Brucia il Portogallo, fiamme devastanti e immagini apocalittiche, ancora morti, tanti, 41, che si aggiungono ai morti degli incendi di quest’estate, una settantina circa. In un anno sono stati distrutti più di 200mila ettari di foresta, 54mila solo domenica scorsa. Siamo ad ottobre ed è ancora estate, e poi la pioggia che non arriva, solo poche gocce ma che non bastano a un territorio esangue, la peggiore siccità degli ultimi vent’anni.

SI SCATENANO LE POLEMICHE contro il governo, si dice che le responsabilità se le deve pur prendere qualcuno, e allora tutte le attenzioni si concentrano sulla ministra degli interni Constança Urbano de Sousa. Sì perché la reazione è stata tentennante, anzi, peggio, il piano di azione contro gli incendi si è concluso proprio a inizio ottobre quando molte delle forze in campo erano già state smobilitate e, nonostante le previsioni avessero evidenziato il rischio imminente, poco è stato fatto.
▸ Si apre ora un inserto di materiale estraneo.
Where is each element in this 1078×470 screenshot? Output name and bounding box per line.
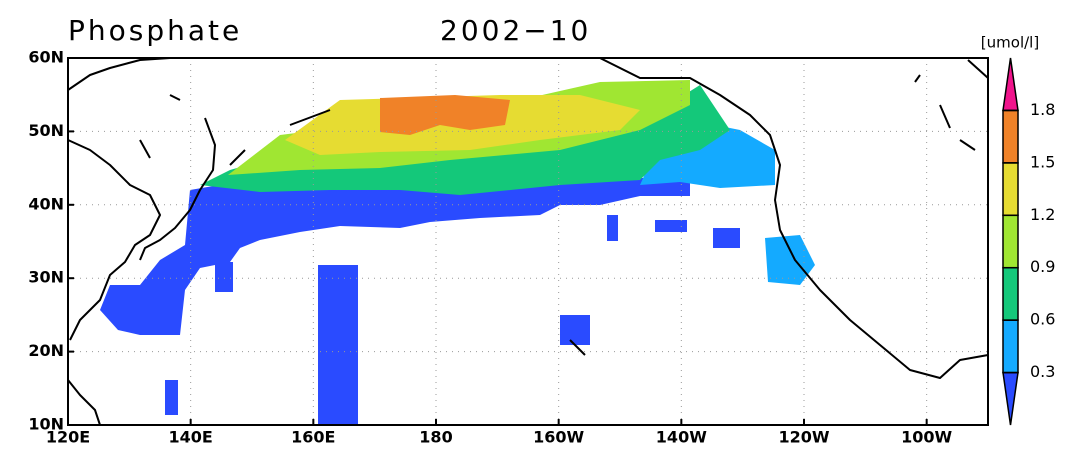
field-lowest (100, 178, 690, 335)
coastline (169, 57, 989, 379)
field-low (640, 120, 815, 285)
lon-tick-label: 180 (419, 428, 452, 447)
date: 2002−10 (440, 14, 591, 47)
lat-tick-label: 30N (28, 268, 64, 287)
units: [umol/l] (981, 34, 1039, 52)
colorbar-segment (1002, 371, 1019, 426)
field-lowest (713, 228, 740, 248)
colorbar-segment (1002, 266, 1019, 321)
lat-tick-label: 50N (28, 121, 64, 140)
colorbar-segment (1002, 109, 1019, 164)
colorbar-segment (1002, 319, 1019, 374)
field-higher (380, 95, 510, 135)
lat-tick-label: 10N (28, 415, 64, 434)
colorbar-label: 0.9 (1030, 257, 1055, 276)
colorbar-segment (1002, 214, 1019, 269)
lat-tick-label: 40N (28, 194, 64, 213)
field-lowest (318, 265, 358, 425)
field-lowest (215, 262, 233, 292)
lon-tick-label: 160E (291, 428, 335, 447)
colorbar-label: 0.3 (1030, 362, 1055, 381)
colorbar-segment (1002, 162, 1019, 217)
lon-tick-label: 140W (656, 428, 707, 447)
data-field (100, 80, 815, 425)
field-lowest (165, 380, 178, 415)
colorbar-segment (1002, 57, 1019, 112)
coastline (569, 59, 989, 356)
coastline (139, 117, 216, 261)
axis-labels: 120E 140E 160E 180 160W 140W 120W 100W 10N 20N 30N… (28, 48, 952, 447)
colorbar-label: 1.8 (1030, 100, 1055, 119)
coastlines (67, 57, 989, 426)
colorbar-label: 0.6 (1030, 310, 1055, 329)
lon-tick-label: 120E (46, 428, 90, 447)
lon-tick-label: 120W (778, 428, 829, 447)
coastline (67, 57, 171, 426)
colorbar-label: 1.2 (1030, 205, 1055, 224)
lat-tick-label: 20N (28, 341, 64, 360)
field-lowest (560, 315, 590, 345)
title: Phosphate (68, 14, 242, 47)
lon-tick-label: 100W (901, 428, 952, 447)
map-frame (67, 57, 989, 426)
lon-tick-label: 140E (169, 428, 213, 447)
field-lowest (655, 220, 687, 232)
lon-tick-label: 160W (533, 428, 584, 447)
colorbar: 0.3 0.6 0.9 1.2 1.5 1.8 (1002, 57, 1055, 426)
field-lowest (607, 215, 618, 241)
colorbar-label: 1.5 (1030, 152, 1055, 171)
lat-tick-label: 60N (28, 48, 64, 67)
Ma ha senso ridurre il tutto, come buona parte dei media stanno facendo, a come pompieri, Guarda Nacional Republicana, Protezione civile e Governo hanno gestito l’emergenza? Il problema è di lungo periodo, perché il territorio portoghese è sfruttato al suo massimo da colture intensive, da una parte, e abbandonato a se stesso dall’altra. Lo scorso febbraio il ministero dell’agricoltura ha di fatto congelato l’ulteriore estensione delle piantagioni di eucalipto, tra le principali cause del rapido propagarsi degli incendi, ma le polemiche non sono mancate perché, dicono alcuni, è sacrilego mettere i bastoni tra le ruote a un’industria che nel 2015 ha reso quasi 3 miliardi di euro.
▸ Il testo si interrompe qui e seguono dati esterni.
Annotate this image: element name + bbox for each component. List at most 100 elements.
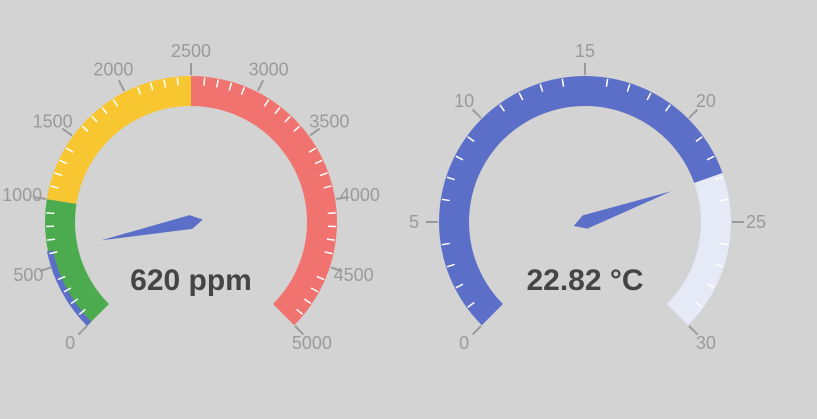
gauge-minor-tick (81, 125, 89, 132)
gauge-minor-tick (310, 287, 319, 293)
gauge-minor-tick (715, 176, 724, 181)
gauge-minor-tick (70, 298, 79, 305)
gauge-minor-tick (263, 99, 270, 107)
gauge-tick-label: 3000 (249, 60, 289, 80)
gauge-minor-tick (47, 238, 56, 241)
gauge-minor-tick (203, 77, 206, 86)
gauge-tick-label: 30 (696, 333, 716, 353)
gauge-minor-tick (720, 242, 729, 246)
co2-gauge: 0 500 1000 1500 2000 2500 3000 3500 4000 4500 5000… (2, 41, 380, 353)
gauge-minor-tick (240, 86, 246, 95)
gauge-tick-label: 3500 (309, 111, 349, 131)
gauge-minor-tick (706, 283, 715, 289)
gauge-minor-tick (59, 159, 68, 165)
gauge-minor-tick (323, 185, 332, 189)
gauge-minor-tick (324, 251, 333, 255)
gauge-minor-tick (455, 283, 464, 289)
gauge-minor-tick (149, 82, 154, 91)
gauge-tick-label: 5 (409, 212, 419, 232)
gauge-minor-tick (284, 115, 291, 123)
gauge-tick-label: 4500 (334, 265, 374, 285)
gauge-minor-tick (78, 308, 86, 316)
gauge-minor-tick (63, 287, 72, 293)
gauge-major-tick (39, 266, 52, 273)
gauge-minor-tick (46, 212, 55, 215)
gauge-minor-tick (626, 83, 631, 92)
gauge-minor-tick (455, 155, 464, 161)
gauge-minor-tick (605, 78, 609, 87)
gauge-minor-tick (65, 147, 74, 153)
gauge-minor-tick (49, 251, 58, 255)
gauge-minor-tick (664, 104, 671, 112)
gauge-minor-tick (112, 99, 119, 107)
gauge-major-tick (471, 325, 482, 336)
gauge-tick-label: 2000 (93, 60, 133, 80)
gauge-minor-tick (163, 79, 167, 88)
gauge-minor-tick (695, 301, 703, 308)
gauge-band (46, 76, 191, 204)
gauge-minor-tick (293, 125, 301, 132)
gauge-minor-tick (50, 185, 59, 189)
gauge-tick-label: 5000 (292, 333, 332, 353)
gauge-minor-tick (303, 298, 312, 305)
gauge-minor-tick (646, 92, 652, 101)
gauge-readout: 22.82 °C (526, 264, 643, 297)
gauge-major-tick (471, 108, 482, 119)
gauge-minor-tick (539, 83, 544, 92)
gauge-tick-label: 1000 (2, 185, 42, 205)
gauge-minor-tick (91, 115, 98, 123)
gauge-minor-tick (136, 86, 142, 95)
gauge-needle (100, 215, 203, 241)
gauge-needle (573, 191, 672, 229)
gauge-minor-tick (327, 212, 336, 215)
gauge-tick-label: 20 (696, 91, 716, 111)
gauge-tick-label: 10 (454, 91, 474, 111)
gauge-minor-tick (316, 275, 325, 281)
gauge-tick-label: 2500 (171, 41, 211, 61)
gauge-minor-tick (314, 159, 323, 165)
gauge-minor-tick (695, 136, 703, 143)
gauge-major-tick (33, 196, 46, 200)
gauge-readout: 620 ppm (130, 264, 252, 297)
gauge-minor-tick (446, 176, 455, 181)
gauge-minor-tick (720, 198, 729, 202)
gauge-band (667, 172, 731, 326)
gauge-tick-label: 0 (459, 333, 469, 353)
gauge-major-tick (256, 79, 265, 92)
gauge-minor-tick (499, 104, 506, 112)
gauge-band (45, 199, 109, 326)
gauge-minor-tick (54, 172, 63, 177)
gauge-minor-tick (467, 301, 475, 308)
gauge-major-tick (77, 325, 88, 336)
gauge-major-tick (336, 196, 349, 200)
gauge-minor-tick (441, 242, 450, 246)
temperature-gauge: 0 5 10 15 20 25 30 22.82 °C (409, 41, 766, 353)
gauge-minor-tick (228, 82, 233, 91)
gauge-minor-tick (296, 308, 304, 316)
gauge-major-tick (117, 79, 126, 92)
gauge-minor-tick (518, 92, 524, 101)
gauge-tick-label: 4000 (340, 185, 380, 205)
gauge-minor-tick (561, 78, 565, 87)
gauge-band (439, 75, 723, 326)
gauge-minor-tick (101, 106, 108, 115)
gauge-minor-tick (326, 238, 335, 241)
gauge-major-tick (688, 325, 699, 336)
gauge-minor-tick (319, 172, 328, 177)
gauge-minor-tick (57, 275, 66, 281)
gauge-minor-tick (441, 198, 450, 202)
gauge-minor-tick (215, 79, 219, 88)
gauge-minor-tick (446, 263, 455, 268)
gauge-minor-tick (274, 106, 281, 115)
gauge-band (191, 76, 337, 326)
gauge-tick-label: 0 (65, 333, 75, 353)
gauge-tick-label: 25 (746, 212, 766, 232)
gauge-value-bar (46, 250, 92, 326)
gauge-major-tick (61, 127, 73, 137)
gauge-major-tick (294, 325, 305, 336)
gauge-major-tick (330, 266, 343, 273)
gauge-major-tick (688, 108, 699, 119)
gauge-tick-label: 1500 (33, 111, 73, 131)
gauge-minor-tick (467, 136, 475, 143)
La commissione di inchiesta istituita dal Parlamento dopo la tragedia di Pedrogão di quest’estate non ha solo evidenziato lo scarso coordinamento tra le forze mobilitate per domare le fiamme, ma ha anche spiegato cosa si sarebbe dovuto fare per mettere in sicurezza tutto il paese. Qui il quadro delineato è inquietante, perché lontano dalle città ognuno fa un po’ quello che vuole: proprietà incolte e abitazioni costruite senza rispettare i minimi criteri di sicurezza (la legge stabilisce in 50 metri la distanza minima dalla foresta). E poi c’è la mancanza di lavoro per cui le zone dell’interno sono perlopiù spopolate o abitate da chi non ha risorse economiche per curare i propri appezzamenti. Insomma una bomba ad orologeria pronta a esplodere con frequenze sempre maggiori.
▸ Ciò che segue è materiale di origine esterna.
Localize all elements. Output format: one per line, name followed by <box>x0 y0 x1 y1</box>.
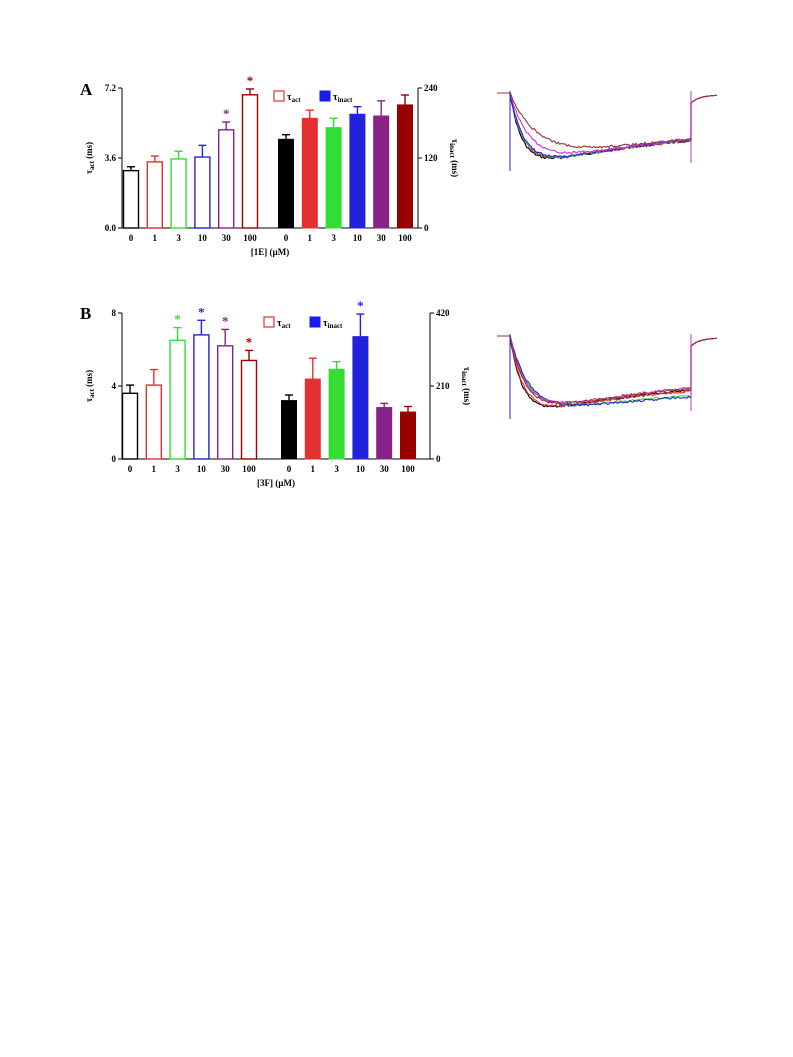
bar-inact <box>400 411 416 460</box>
left-axis-tick-label: 8 <box>112 308 117 318</box>
bar-inact <box>325 127 342 229</box>
x-tick-label: 1 <box>153 233 158 243</box>
x-axis-title: [3F] (µM) <box>257 478 295 488</box>
right-axis-tick-label: 420 <box>436 308 450 318</box>
legend-label: τinact <box>333 92 353 104</box>
current-trace <box>497 335 718 408</box>
current-trace <box>497 92 718 149</box>
current-trace <box>497 92 718 159</box>
x-tick-label: 1 <box>311 464 316 474</box>
bar-inact <box>376 407 393 460</box>
x-tick-label: 100 <box>398 233 412 243</box>
x-tick-label: 3 <box>175 464 180 474</box>
legend-label: τact <box>277 318 291 330</box>
significance-star: * <box>357 298 364 313</box>
x-tick-label: 30 <box>222 233 232 243</box>
legend-label: τact <box>287 92 301 104</box>
bar-act <box>145 384 163 460</box>
legend-swatch-open <box>263 316 275 328</box>
current-trace <box>497 92 718 155</box>
significance-star: * <box>247 73 254 88</box>
bar-inact <box>352 336 369 460</box>
x-tick-label: 1 <box>308 233 313 243</box>
x-tick-label: 0 <box>287 464 292 474</box>
panel-label: B <box>80 304 91 323</box>
bar-act <box>241 94 259 229</box>
x-tick-label: 10 <box>197 464 207 474</box>
right-axis-tick-label: 240 <box>424 83 438 93</box>
current-trace <box>497 335 718 405</box>
x-tick-label: 3 <box>331 233 336 243</box>
x-tick-label: 100 <box>242 464 256 474</box>
bar-inact <box>301 117 318 229</box>
bar-inact <box>349 113 366 229</box>
current-trace <box>497 335 718 407</box>
legend-swatch-filled <box>319 90 331 102</box>
bar-act <box>194 156 211 229</box>
x-tick-label: 1 <box>152 464 157 474</box>
x-tick-label: 0 <box>128 464 133 474</box>
x-axis-title: [1E] (µM) <box>251 247 289 257</box>
right-axis-tick-label: 210 <box>436 381 450 391</box>
bar-act <box>240 359 258 460</box>
left-axis-tick-label: 7.2 <box>105 83 117 93</box>
bar-inact <box>278 138 294 229</box>
current-trace <box>497 92 718 159</box>
x-tick-label: 30 <box>221 464 231 474</box>
x-tick-label: 3 <box>176 233 181 243</box>
significance-star: * <box>222 313 229 328</box>
significance-star: * <box>246 334 253 349</box>
bar-act <box>121 392 139 460</box>
panel-a-bar-chart: A 0.0 3.6 7.2 τact (ms) 0 120 240 τinact (ms) 0 1 3… <box>70 70 470 265</box>
bar-act <box>170 158 187 229</box>
left-axis-title: τact (ms) <box>84 370 96 402</box>
bar-inact <box>397 104 413 229</box>
x-tick-label: 10 <box>356 464 366 474</box>
bar-act <box>193 334 210 460</box>
x-tick-label: 30 <box>380 464 390 474</box>
bar-act <box>217 129 235 229</box>
bar-act <box>169 339 186 460</box>
x-tick-label: 100 <box>401 464 415 474</box>
panel-a-svg: A 0.0 3.6 7.2 τact (ms) 0 120 240 τinact (ms) 0 1 3… <box>80 73 460 257</box>
bar-inact <box>328 368 345 460</box>
right-axis-title: τinact (ms) <box>460 367 470 405</box>
bar-inact <box>281 400 297 460</box>
significance-star: * <box>198 304 205 319</box>
panel-label: A <box>80 80 93 99</box>
panel-b-current-trace <box>495 328 720 433</box>
left-axis-tick-label: 0.0 <box>105 223 117 233</box>
legend-swatch-open <box>273 90 285 102</box>
x-tick-label: 3 <box>334 464 339 474</box>
right-axis-tick-label: 120 <box>424 153 438 163</box>
bar-inact <box>304 378 321 460</box>
x-tick-label: 10 <box>353 233 363 243</box>
bar-act <box>146 161 164 229</box>
left-axis-tick-label: 4 <box>112 381 117 391</box>
x-tick-label: 0 <box>129 233 134 243</box>
x-tick-label: 0 <box>284 233 289 243</box>
left-axis-title: τact (ms) <box>84 142 96 174</box>
panel-a-current-trace <box>495 85 720 185</box>
significance-star: * <box>223 106 230 121</box>
panel-b-trace-svg <box>497 334 718 419</box>
x-tick-label: 100 <box>243 233 257 243</box>
right-axis-tick-label: 0 <box>424 223 429 233</box>
left-axis-tick-label: 3.6 <box>105 153 117 163</box>
current-trace <box>497 92 718 158</box>
panel-a-trace-svg <box>497 91 718 171</box>
bar-inact <box>373 115 390 229</box>
left-axis-tick-label: 0 <box>112 454 117 464</box>
right-axis-tick-label: 0 <box>436 454 441 464</box>
significance-star: * <box>174 312 181 327</box>
legend-swatch-filled <box>309 316 321 328</box>
x-tick-label: 10 <box>198 233 208 243</box>
right-axis-title: τinact (ms) <box>448 139 460 177</box>
bar-act <box>216 345 234 460</box>
bar-act <box>122 169 140 229</box>
legend-label: τinact <box>323 318 343 330</box>
x-tick-label: 30 <box>377 233 387 243</box>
POCHI OGGI RICORDANO che il premier socialista António Costa ci ha provato a cambiare le cose, e che a luglio è stata approvata una timida riforma. Ci vuole tempo certo, ma per la prima volta è stato istituito un catasto e nell’ultimo Orçamento, la legge di bilancio, sono stati stanziati più soldi per la protezione del patrimonio forestale. Bloco de Esquerda (Be) e Partido Comunista Português (Pcp) avrebbero voluto si facesse di più ad esempio introdurre ulteriori limiti alla produzione dell’eucalipto e dar vita un Banco publico per le terre incolte: chi non le usa deve essere obbligato ad affittarle a chi le vorrebbe usare. Ma si sa ciascuno è re a casa sua e quando lo stato si vuole immischiare tutti si lamentano. Occorrerebbe poi istituire dei corridoi verdi, autostrade di piante più resistenti, come le querce, che si frappongano come pareti stagne tra un campo e l’altro.

IL MALGOVERNO in tutto questo c’entra, ma fino a un certo punto perché alla fine è una questione meramente politica. Una divisione tra chi crede che un intervento pubblico troppo invadente sia solo un elemento controproducente – limitarsi quindi alla sicurezza – e chi invece sa per esperienza che in alcuni aspetti senza la mano regolatrice dello stato è difficile difendere il bene collettivo e, quindi, più o meno direttamente, anche quella del privato.